FRANCE: The French Catholic Church yesterday condemned the poster for Costa-Gavras' latest film, Amen, which is currently showing at the Berlin festival.
The poster shows a red crucifix, the upper three branches of which turn into a Nazi swastika, with the word "Amen" in white letters on the horizontal branch of the cross.
"The superposition of the Christian and Nazi symbols is an intolerable identification of the faith of Christians with Nazi barbarity," said the statement issued by Dr Jean-Pierre Ricard, the Archbishop of Bordeaux and President of the Conference of Bishops of France. The poster "gravely wounds the sensibility of Catholics".
The poster - whose red and black colours and swastika make it look like a Nazi banner - is scheduled to appear on walls and cinema hoardings in France on February 19th, eight days before the film opens in Paris.
The Catholic bishops must decide quickly whether to take legal action against the advertising campaign.
"If they do nothing, they will be accused of not acting," said Henri Tincq, Le Monde's religious affairs correspondent. "If they make a fuss, they draw attention to the poster."
Mr Tincq finds the poster offensive.
"No one has the right to associate the most important symbol of the Christian faith with that of the most monstrous regime in human history," he said.
Church officials say Amen is a good film that must be dissociated from the poster.
It is based on the German author Rolf Hochhuth's 1963 play, The Vicar.
This play started the debate about the silence of Pope Pius XII during the second World War.
An 11-volume history of the church during the war, written by four Jesuits and completed in 1981, did not quell the argument.
Amen points out that the League of Nations, the US government and others were equally guilty of silence.
One of the film's main characters, a German Protestant SS officer named Kurt Gerstein, existed in real life.

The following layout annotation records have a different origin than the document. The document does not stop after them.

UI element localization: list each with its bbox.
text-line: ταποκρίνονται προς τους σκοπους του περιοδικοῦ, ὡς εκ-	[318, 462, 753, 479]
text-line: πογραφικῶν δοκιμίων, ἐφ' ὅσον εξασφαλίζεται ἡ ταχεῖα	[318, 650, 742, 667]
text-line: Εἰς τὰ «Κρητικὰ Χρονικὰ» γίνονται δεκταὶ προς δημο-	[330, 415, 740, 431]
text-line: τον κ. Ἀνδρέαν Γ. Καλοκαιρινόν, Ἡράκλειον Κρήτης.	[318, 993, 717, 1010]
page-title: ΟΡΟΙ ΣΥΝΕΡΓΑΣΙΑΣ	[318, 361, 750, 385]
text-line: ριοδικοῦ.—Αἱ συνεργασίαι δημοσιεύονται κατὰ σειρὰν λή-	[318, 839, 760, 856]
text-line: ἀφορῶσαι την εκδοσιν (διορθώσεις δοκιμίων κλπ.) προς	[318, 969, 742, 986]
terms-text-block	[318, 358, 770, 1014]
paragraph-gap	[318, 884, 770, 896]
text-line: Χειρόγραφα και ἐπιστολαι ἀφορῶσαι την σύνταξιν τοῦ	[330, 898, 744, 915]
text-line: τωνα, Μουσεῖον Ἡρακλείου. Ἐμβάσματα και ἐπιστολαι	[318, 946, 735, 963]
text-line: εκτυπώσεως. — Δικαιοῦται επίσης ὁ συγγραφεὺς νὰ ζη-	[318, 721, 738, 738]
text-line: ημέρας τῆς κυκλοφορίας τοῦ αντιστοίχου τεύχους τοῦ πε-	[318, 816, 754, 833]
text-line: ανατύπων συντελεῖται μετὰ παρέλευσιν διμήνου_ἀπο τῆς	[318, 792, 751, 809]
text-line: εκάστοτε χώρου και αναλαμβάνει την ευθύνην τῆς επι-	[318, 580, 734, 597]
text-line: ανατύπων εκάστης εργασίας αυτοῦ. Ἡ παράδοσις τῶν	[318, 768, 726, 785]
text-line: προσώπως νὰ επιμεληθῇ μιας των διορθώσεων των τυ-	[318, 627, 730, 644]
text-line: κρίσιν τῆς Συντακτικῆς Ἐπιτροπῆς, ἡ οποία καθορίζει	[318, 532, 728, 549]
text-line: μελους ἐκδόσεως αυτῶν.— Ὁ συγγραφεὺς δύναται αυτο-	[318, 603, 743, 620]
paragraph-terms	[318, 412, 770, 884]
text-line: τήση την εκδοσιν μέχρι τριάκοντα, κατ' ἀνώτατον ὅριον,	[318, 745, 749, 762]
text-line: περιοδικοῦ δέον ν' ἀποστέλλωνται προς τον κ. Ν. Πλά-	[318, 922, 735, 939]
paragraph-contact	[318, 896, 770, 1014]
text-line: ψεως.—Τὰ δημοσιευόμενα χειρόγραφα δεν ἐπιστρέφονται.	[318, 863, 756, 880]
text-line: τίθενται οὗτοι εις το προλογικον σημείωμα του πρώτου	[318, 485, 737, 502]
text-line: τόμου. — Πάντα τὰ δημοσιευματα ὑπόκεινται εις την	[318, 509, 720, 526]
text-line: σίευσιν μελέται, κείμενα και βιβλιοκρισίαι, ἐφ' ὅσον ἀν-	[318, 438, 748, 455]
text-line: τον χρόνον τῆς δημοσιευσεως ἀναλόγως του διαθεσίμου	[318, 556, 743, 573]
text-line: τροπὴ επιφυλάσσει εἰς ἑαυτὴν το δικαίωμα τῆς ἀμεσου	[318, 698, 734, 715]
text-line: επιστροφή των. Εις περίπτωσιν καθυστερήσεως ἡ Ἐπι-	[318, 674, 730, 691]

The other, a Jesuit diplomat named Ricardo Fontana who denounces the Vatican's silence, is completely fictional.
The French church clashed with Jean-Luc Godard in 1985 over Je vous salue Marie, whose poster showed a naked pregnant woman.
The bishops denounced Martin Scorsese's Last Temptation of Christ in 1988.

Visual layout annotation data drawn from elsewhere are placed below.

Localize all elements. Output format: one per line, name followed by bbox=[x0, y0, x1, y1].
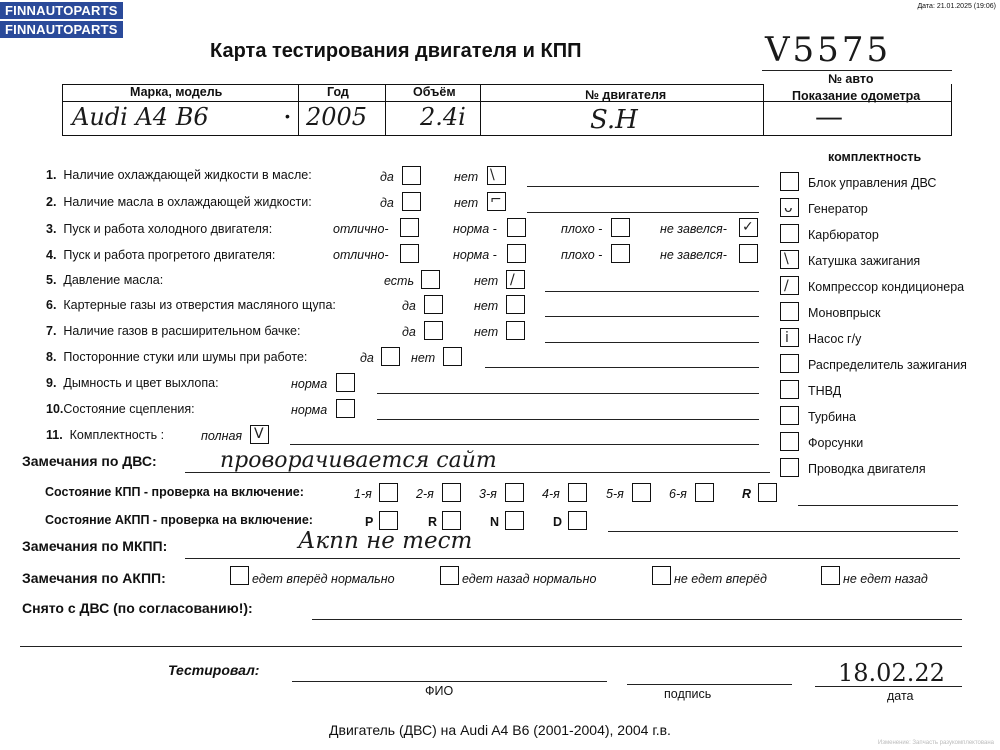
removed-line-2 bbox=[20, 646, 962, 647]
q4-excellent-checkbox[interactable] bbox=[400, 244, 419, 263]
kpp-gear-1-label: 1-я bbox=[354, 487, 372, 501]
akpp-line bbox=[608, 531, 958, 532]
brand-badge-1: FINNAUTOPARTS bbox=[0, 2, 123, 19]
q6-da-label: да bbox=[402, 299, 416, 313]
page-title: Карта тестирования двигателя и КПП bbox=[210, 40, 582, 62]
kit-checkbox-1[interactable]: ᴗ bbox=[780, 198, 799, 217]
kit-item-8: ТНВД bbox=[808, 384, 842, 398]
kit-checkbox-3[interactable]: \ bbox=[780, 250, 799, 269]
q6: 6. Картерные газы из отверстия масляного щупа: bbox=[46, 298, 336, 312]
kpp-gear-5-checkbox[interactable] bbox=[632, 483, 651, 502]
code-underline bbox=[762, 70, 952, 71]
kpp-gear-r-label: R bbox=[742, 487, 752, 501]
col-engine-no: № двигателя bbox=[585, 88, 667, 102]
q1-da-checkbox[interactable] bbox=[402, 166, 421, 185]
watermark: Изменение: Запчасть разукомплектована bbox=[877, 740, 994, 746]
q3-bad-label: плохо - bbox=[561, 222, 603, 236]
q10-normal-label: норма bbox=[291, 403, 328, 417]
q2-net-label: нет bbox=[454, 196, 479, 210]
print-date: Дата: 21.01.2025 (19:06) bbox=[917, 3, 996, 10]
kit-title: комплектность bbox=[828, 150, 922, 164]
q8-net-checkbox[interactable] bbox=[443, 347, 462, 366]
tested-label: Тестировал: bbox=[168, 662, 260, 678]
akpp-gear-d-label: D bbox=[553, 515, 563, 529]
q9-normal-checkbox[interactable] bbox=[336, 373, 355, 392]
q9-line bbox=[377, 393, 759, 394]
q4-nostart-checkbox[interactable] bbox=[739, 244, 758, 263]
kit-item-5: Моновпрыск bbox=[808, 306, 881, 320]
dvs-remarks-label: Замечания по ДВС: bbox=[22, 453, 157, 469]
auto-no-label: № авто bbox=[828, 72, 874, 86]
akpp-remarks-label: Замечания по АКПП: bbox=[22, 570, 166, 586]
q4-nostart-label: не завелся- bbox=[660, 248, 727, 262]
q7-da-label: да bbox=[402, 325, 416, 339]
engine-no-value: S.H bbox=[590, 105, 638, 135]
q11-line bbox=[290, 444, 759, 445]
fio-line bbox=[292, 681, 607, 682]
kit-checkbox-8[interactable] bbox=[780, 380, 799, 399]
q2-line bbox=[527, 212, 759, 213]
q5-yes-label: есть bbox=[384, 274, 415, 288]
q5-no-checkbox[interactable]: / bbox=[506, 270, 525, 289]
q1-da-label: да bbox=[380, 170, 394, 184]
year-value: 2005 bbox=[306, 103, 368, 131]
akpp-gear-p-label: P bbox=[365, 515, 374, 529]
q2: 2. Наличие масла в охлаждающей жидкости: bbox=[46, 195, 312, 209]
kit-item-9: Турбина bbox=[808, 410, 856, 424]
akpp-back-fail-label: не едет назад bbox=[843, 572, 928, 586]
kpp-label: Состояние КПП - проверка на включение: bbox=[45, 485, 304, 499]
model-value: Audi A4 B6 bbox=[72, 103, 209, 131]
q5-line bbox=[545, 291, 759, 292]
kpp-gear-3-checkbox[interactable] bbox=[505, 483, 524, 502]
kit-item-10: Форсунки bbox=[808, 436, 864, 450]
kit-checkbox-9[interactable] bbox=[780, 406, 799, 425]
mkpp-remarks-label: Замечания по МКПП: bbox=[22, 538, 168, 554]
q4-excellent-label: отлично- bbox=[333, 248, 389, 262]
q4-bad-label: плохо - bbox=[561, 248, 603, 262]
q10-line bbox=[377, 419, 759, 420]
dvs-remarks-value: проворачивается сайт bbox=[220, 448, 497, 473]
q11: 11. Комплектность : bbox=[46, 428, 165, 442]
akpp-forward-fail-checkbox[interactable] bbox=[652, 566, 671, 585]
akpp-gear-r-label: R bbox=[428, 515, 438, 529]
kit-checkbox-11[interactable] bbox=[780, 458, 799, 477]
signature-label: подпись bbox=[664, 687, 712, 701]
date-line bbox=[815, 686, 962, 687]
q3-bad-checkbox[interactable] bbox=[611, 218, 630, 237]
fio-label: ФИО bbox=[425, 684, 454, 698]
dvs-remarks-line bbox=[185, 472, 770, 473]
kit-item-4: Компрессор кондиционера bbox=[808, 280, 965, 294]
q6-net-label: нет bbox=[474, 299, 499, 313]
q7: 7. Наличие газов в расширительном бачке: bbox=[46, 324, 301, 338]
akpp-label: Состояние АКПП - проверка на включение: bbox=[45, 513, 313, 527]
kpp-line bbox=[798, 505, 958, 506]
q8-net-label: нет bbox=[411, 351, 436, 365]
q2-da-label: да bbox=[380, 196, 394, 210]
kit-item-11: Проводка двигателя bbox=[808, 462, 926, 476]
q5: 5. Давление масла: bbox=[46, 273, 164, 287]
kpp-gear-r-checkbox[interactable] bbox=[758, 483, 777, 502]
brand-badge-2: FINNAUTOPARTS bbox=[0, 21, 123, 38]
q2-da-checkbox[interactable] bbox=[402, 192, 421, 211]
q6-net-checkbox[interactable] bbox=[506, 295, 525, 314]
volume-value: 2.4i bbox=[420, 103, 466, 131]
kit-checkbox-2[interactable] bbox=[780, 224, 799, 243]
q6-da-checkbox[interactable] bbox=[424, 295, 443, 314]
kpp-gear-2-label: 2-я bbox=[416, 487, 434, 501]
akpp-back-ok-label: едет назад нормально bbox=[462, 572, 597, 586]
akpp-gear-n-label: N bbox=[490, 515, 500, 529]
q7-line bbox=[545, 342, 759, 343]
col-year: Год bbox=[327, 85, 349, 99]
akpp-gear-n-checkbox[interactable] bbox=[505, 511, 524, 530]
q1-line bbox=[527, 186, 759, 187]
kit-checkbox-7[interactable] bbox=[780, 354, 799, 373]
odometer-value: — bbox=[815, 100, 843, 133]
kit-item-7: Распределитель зажигания bbox=[808, 358, 967, 372]
date-value: 18.02.22 bbox=[838, 659, 945, 687]
kpp-gear-3-label: 3-я bbox=[479, 487, 497, 501]
kit-checkbox-5[interactable] bbox=[780, 302, 799, 321]
akpp-back-ok-checkbox[interactable] bbox=[440, 566, 459, 585]
col-volume: Объём bbox=[413, 85, 456, 99]
q10-normal-checkbox[interactable] bbox=[336, 399, 355, 418]
q4-bad-checkbox[interactable] bbox=[611, 244, 630, 263]
kpp-gear-6-label: 6-я bbox=[669, 487, 687, 501]
kit-item-1: Генератор bbox=[808, 202, 868, 216]
akpp-back-fail-checkbox[interactable] bbox=[821, 566, 840, 585]
mkpp-remarks-line bbox=[185, 558, 960, 559]
kit-item-2: Карбюратор bbox=[808, 228, 879, 242]
kit-checkbox-0[interactable] bbox=[780, 172, 799, 191]
q4-normal-label: норма - bbox=[453, 248, 497, 262]
caption: Двигатель (ДВС) на Audi A4 B6 (2001-2004), 2004 г.в. bbox=[329, 722, 671, 738]
q3-nostart-label: не завелся- bbox=[660, 222, 727, 236]
kit-item-3: Катушка зажигания bbox=[808, 254, 921, 268]
q5-no-label: нет bbox=[474, 274, 499, 288]
q3: 3. Пуск и работа холодного двигателя: bbox=[46, 222, 273, 236]
date-label: дата bbox=[887, 689, 914, 703]
q11-full-label: полная bbox=[201, 429, 243, 443]
q8-line bbox=[485, 367, 759, 368]
removed-line-1 bbox=[312, 619, 962, 620]
kit-checkbox-6[interactable]: i bbox=[780, 328, 799, 347]
q1-net-checkbox[interactable]: \ bbox=[487, 166, 506, 185]
kpp-gear-4-checkbox[interactable] bbox=[568, 483, 587, 502]
kpp-gear-5-label: 5-я bbox=[606, 487, 624, 501]
kpp-gear-4-label: 4-я bbox=[542, 487, 560, 501]
kit-item-6: Насос г/у bbox=[808, 332, 862, 346]
q7-da-checkbox[interactable] bbox=[424, 321, 443, 340]
odometer-label: Показание одометра bbox=[792, 89, 921, 103]
q3-nostart-checkbox[interactable]: ✓ bbox=[739, 218, 758, 237]
mkpp-remarks-value: Акпп не тест bbox=[298, 528, 473, 554]
model-dot: • bbox=[285, 108, 290, 124]
q7-net-checkbox[interactable] bbox=[506, 321, 525, 340]
q8-da-checkbox[interactable] bbox=[381, 347, 400, 366]
q1-net-label: нет bbox=[454, 170, 479, 184]
q4-normal-checkbox[interactable] bbox=[507, 244, 526, 263]
removed-label: Снято с ДВС (по согласованию!): bbox=[22, 600, 253, 616]
kit-checkbox-4[interactable]: / bbox=[780, 276, 799, 295]
q8-da-label: да bbox=[360, 351, 374, 365]
kit-checkbox-10[interactable] bbox=[780, 432, 799, 451]
akpp-forward-ok-label: едет вперёд нормально bbox=[252, 572, 395, 586]
q3-normal-label: норма - bbox=[453, 222, 497, 236]
q1: 1. Наличие охлаждающей жидкости в масле: bbox=[46, 168, 312, 182]
q6-line bbox=[545, 316, 759, 317]
q2-net-checkbox[interactable]: ⌐ bbox=[487, 192, 506, 211]
kpp-gear-1-checkbox[interactable] bbox=[379, 483, 398, 502]
q7-net-label: нет bbox=[474, 325, 499, 339]
code-handwritten: V5575 bbox=[765, 30, 892, 70]
q3-excellent-checkbox[interactable] bbox=[400, 218, 419, 237]
kpp-gear-2-checkbox[interactable] bbox=[442, 483, 461, 502]
akpp-gear-d-checkbox[interactable] bbox=[568, 511, 587, 530]
col-model: Марка, модель bbox=[130, 85, 223, 99]
q11-full-checkbox[interactable]: V bbox=[250, 425, 269, 444]
q9: 9. Дымность и цвет выхлопа: bbox=[46, 376, 219, 390]
q4: 4. Пуск и работа прогретого двигателя: bbox=[46, 248, 276, 262]
kit-item-0: Блок управления ДВС bbox=[808, 176, 937, 190]
akpp-forward-fail-label: не едет вперёд bbox=[674, 572, 767, 586]
q8: 8. Посторонние стуки или шумы при работе: bbox=[46, 350, 308, 364]
q3-normal-checkbox[interactable] bbox=[507, 218, 526, 237]
signature-line bbox=[627, 684, 792, 685]
q3-excellent-label: отлично- bbox=[333, 222, 389, 236]
akpp-forward-ok-checkbox[interactable] bbox=[230, 566, 249, 585]
q5-yes-checkbox[interactable] bbox=[421, 270, 440, 289]
q9-normal-label: норма bbox=[291, 377, 328, 391]
kpp-gear-6-checkbox[interactable] bbox=[695, 483, 714, 502]
q10: 10.Состояние сцепления: bbox=[46, 402, 195, 416]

And they went to court in 1996 to block the poster for Larry Flynt, which showed a naked woman nestled against the lower abdomen of Christ on the cross.

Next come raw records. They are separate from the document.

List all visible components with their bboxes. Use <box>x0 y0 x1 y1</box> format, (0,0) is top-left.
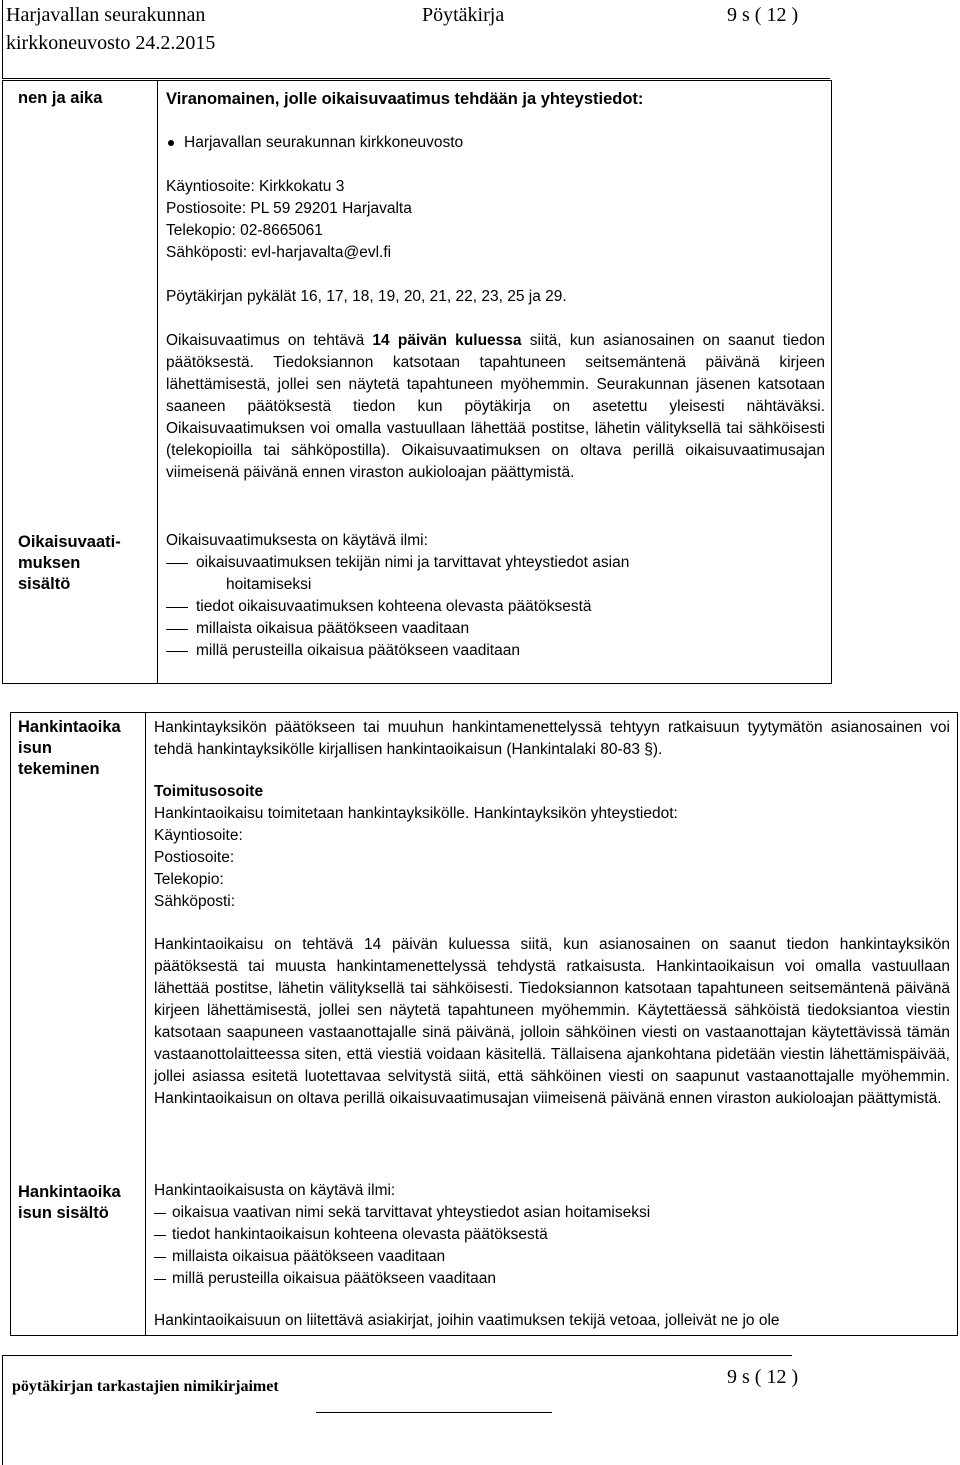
contact-fax: Telekopio: <box>154 871 224 888</box>
delivery-heading: Toimitusosoite <box>154 783 264 800</box>
deadline-pre: Oikaisuvaatimus on tehtävä <box>166 332 373 349</box>
authority-name: Harjavallan seurakunnan kirkkoneuvosto <box>166 132 960 154</box>
deadline-post: siitä, kun asianosainen on saanut tiedon päätöksestä. Tiedoksiannon katsotaan tapahtuneen seitsemäntenä päivänä kirjeen lähettämisestä, jollei sen näytetä tapahtuneen myöhemmin. Seurakunnan jäsenen katsotaan saaneen päätöksestä tiedon kun pöytäkirja on asetettu yleisesti nähtäväksi. Oikaisuvaatimuksen voi omalla vastuullaan lähettää postitse, lähetin välityksellä tai sähköisesti (telekopioilla tai sähköpostilla). Oikaisuvaatimuksen on oltava perillä oikaisuvaatimusajan viimeisenä päivänä ennen viraston aukioloajan päättymistä. <box>166 332 825 481</box>
contact-email: Sähköposti: <box>154 893 235 910</box>
procurement-content-intro: Hankintaoikaisusta on käytävä ilmi: <box>154 1182 396 1199</box>
procurement-content-item: millä perusteilla oikaisua päätökseen vaaditaan <box>154 1268 650 1290</box>
section-label-procurement-content: Hankintaoika isun sisältö <box>18 1183 121 1222</box>
appeal-content-item-cont: hoitamiseksi <box>226 576 312 593</box>
procurement-content-item: millaista oikaisua päätökseen vaaditaan <box>154 1246 650 1268</box>
appeal-deadline-text <box>166 330 825 484</box>
procurement-intro: Hankintayksikön päätökseen tai muuhun hankintamenettelyssä tehtyyn ratkaisuun tyytymätön asianosainen voi tehdä hankintayksikölle kirjallisen hankintaoikaisun (Hankintalaki 80-83 §). <box>154 719 950 758</box>
section-label-authority: nen ja aika <box>18 89 103 107</box>
address-post: Postiosoite: PL 59 29201 Harjavalta <box>166 200 412 217</box>
procurement-attachments: Hankintaoikaisuun on liitettävä asiakirjat, joihin vaatimuksen tekijä vetoaa, jolleivät ne jo ole <box>154 1312 780 1329</box>
delivery-text: Hankintaoikaisu toimitetaan hankintayksikölle. Hankintayksikön yhteystiedot: <box>154 805 678 822</box>
address-visit: Käyntiosoite: Kirkkokatu 3 <box>166 178 345 195</box>
header-doc-type: Pöytäkirja <box>422 4 505 26</box>
address-fax: Telekopio: 02-8665061 <box>166 222 323 239</box>
header-org: Harjavallan seurakunnan <box>6 4 206 26</box>
footer-rule <box>2 1355 792 1356</box>
header-rule <box>2 78 830 79</box>
section-label-procurement: Hankintaoika isun tekeminen <box>18 718 121 778</box>
appeal-content-intro: Oikaisuvaatimuksesta on käytävä ilmi: <box>166 532 428 549</box>
address-email: Sähköposti: evl-harjavalta@evl.fi <box>166 244 392 261</box>
delivery-address <box>154 781 678 913</box>
minutes-sections: Pöytäkirjan pykälät 16, 17, 18, 19, 20, 21, 22, 23, 25 ja 29. <box>166 288 567 305</box>
procurement-content <box>154 1180 650 1290</box>
header-page-number: 9 s ( 12 ) <box>727 4 799 26</box>
appeal-content <box>166 530 629 662</box>
authority-address <box>166 176 412 264</box>
appeal-table-divider <box>157 80 158 684</box>
appeal-content-item: tiedot oikaisuvaatimuksen kohteena olevasta päätöksestä <box>166 596 629 618</box>
section-label-appeal-content: Oikaisuvaati- muksen sisältö <box>18 533 121 593</box>
deadline-bold: 14 päivän kuluessa <box>372 332 522 349</box>
procurement-content-item: tiedot hankintaoikaisun kohteena olevasta päätöksestä <box>154 1224 650 1246</box>
footer-page-number: 9 s ( 12 ) <box>727 1366 799 1388</box>
appeal-content-item: oikaisuvaatimuksen tekijän nimi ja tarvittavat yhteystiedot asian <box>166 552 629 574</box>
procurement-table-divider <box>145 712 146 1336</box>
contact-post: Postiosoite: <box>154 849 235 866</box>
signature-line <box>316 1412 552 1413</box>
contact-visit: Käyntiosoite: <box>154 827 243 844</box>
procurement-content-item: oikaisua vaativan nimi sekä tarvittavat yhteystiedot asian hoitamiseksi <box>154 1202 650 1224</box>
appeal-content-item: millä perusteilla oikaisua päätökseen vaaditaan <box>166 640 629 662</box>
appeal-content-item: millaista oikaisua päätökseen vaaditaan <box>166 618 629 640</box>
procurement-deadline-text: Hankintaoikaisu on tehtävä 14 päivän kuluessa siitä, kun asianosainen on saanut tiedon hankintayksikön päätöksestä tai muusta hankintamenettelyssä tehdystä ratkaisusta. Hankintaoikaisun voi omalla vastuullaan lähettää postitse, lähetin välityksellä tai sähköisesti. Tiedoksiannon katsotaan tapahtuneen seitsemäntenä päivänä kirjeen lähettämisestä, jollei sen näytetä tapahtuneen myöhemmin. Käytettäessä sähköistä tiedoksiantoa viestin katsotaan saapuneen vastaanottajalle sinä päivänä, jolloin sähköinen viesti on vastaanottajan käytettävissä tämän vastaanottolaitteessa siten, että viestiä voidaan käsitellä. Tällaisena ajankohtana pidetään viestin lähettämispäivää, jollei asiassa esitetä luotettavaa selvitystä siitä, että sähköinen viesti on saapunut vastaanottajalle myöhemmin. Hankintaoikaisun on oltava perillä oikaisuvaatimusajan viimeisenä päivänä ennen viraston aukioloajan päättymistä. <box>154 936 950 1107</box>
header-left-rule <box>2 0 3 78</box>
footer-signatures-label: pöytäkirjan tarkastajien nimikirjaimet <box>12 1378 279 1395</box>
authority-heading: Viranomainen, jolle oikaisuvaatimus tehdään ja yhteystiedot: <box>166 90 644 108</box>
header-body-date: kirkkoneuvosto 24.2.2015 <box>6 32 216 54</box>
footer-left-rule <box>2 1355 3 1465</box>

"That poster was terrible, but this is worse, for ideological reasons," Mr Tincq said.
"It flies in the face of decades of reconciliation between Christians and Jews. The implied message is that Jews killed Christ, so the church was an accomplice of the Nazis out of revenge. It's hateful."
A meeting of the Judaeo-Christian Friendship group in Lyon on February 9th called the poster "perverse and shameful".
The Amen poster was designed by Oliviero Toscani, who left Benetton because his advertising campaigns led to boycotts of their clothing.
Mr Toscani created controversy in the past with images of lesbian nuns, AIDS victims with concentration camp-style tattoos and wounded bodies wearing khaki-coloured T-shirts and jumpers during the Yugoslav war.
"Toscani exploits human misery to sell pullovers," said Ms Cathy Bubbe, senior consultant at RPCA public relations.
"His strategy has always been to shock people."